A new variant of the Triada Trojan has been discovered infiltrating Android smartphones through counterfeit firmware, enabling attackers to hijack Telegram accounts, manipulate cryptocurrency wallets, and intercept communications. With over 2,600 confirmed infections, this article reveals critical protection strategies and technical insights from Kaspersky Lab.

​1. Infection Vectors: Counterfeit Firmware Distribution

The Triada Trojan spreads via unauthorized online stores selling devices preloaded with compromised firmware.
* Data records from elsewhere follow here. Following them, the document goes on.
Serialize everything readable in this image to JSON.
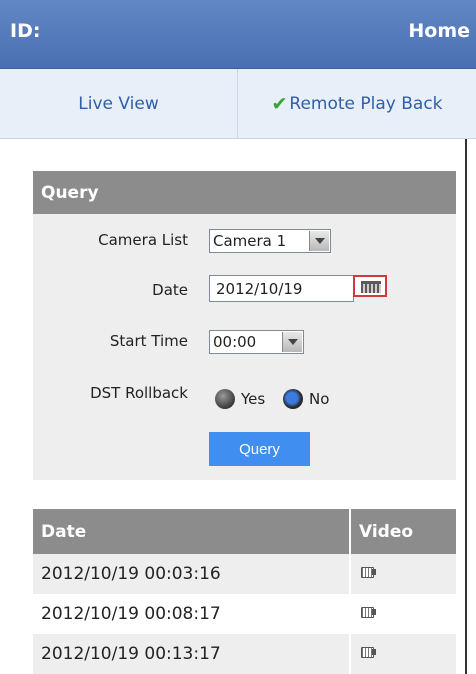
{
  "header": {
    "id_label": "ID:",
    "home_label": "Home"
  },
  "tabs": {
    "live_view": "Live View",
    "remote_play_back": "Remote Play Back",
    "active": "remote_play_back"
  },
  "query": {
    "title": "Query",
    "camera_list_label": "Camera List",
    "camera_selected": "Camera 1",
    "date_label": "Date",
    "date_value": "2012/10/19",
    "start_time_label": "Start Time",
    "start_time_selected": "00:00",
    "dst_rollback_label": "DST Rollback",
    "dst_options": [
      {
        "label": "Yes",
        "selected": false
      },
      {
        "label": "No",
        "selected": true
      }
    ],
    "button_label": "Query"
  },
  "results": {
    "headers": [
      "Date",
      "Video"
    ],
    "rows": [
      {
        "date": "2012/10/19 00:03:16",
        "icon": "video-file-icon"
      },
      {
        "date": "2012/10/19 00:08:17",
        "icon": "video-file-icon"
      },
      {
        "date": "2012/10/19 00:13:17",
        "icon": "video-file-icon"
      }
    ]
  },
  "colors": {
    "header_blue": "#5a7fbe",
    "tab_link": "#2e5fa8",
    "check_green": "#2eaa2e",
    "panel_head_gray": "#8c8c8c",
    "button_blue": "#3f8ef0",
    "calendar_outline_red": "#d23a3a"
  }
}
Attackers exploit:

• ​Gray-market Devices: Smartphones with modified OS versions claiming “enhanced performance.”
• ​Supply Chain Vulnerabilities: Retailers unknowingly distributing infected units, particularly mid-range models priced under $300.

​2. Technical Capabilities of Triada 2025 Variant

This iteration demonstrates unprecedented stealth and control:

• ​Cross-Process Injection: Infiltrates all running apps to harvest Telegram session keys and TikTok login credentials.
• ​Network Manipulation: Blocks security updates while redirecting traffic to phishing servers mimicking Google Play.
• ​Call Hijacking: Alters phone numbers during VoIP calls to bypass SMS-based 2FA systems.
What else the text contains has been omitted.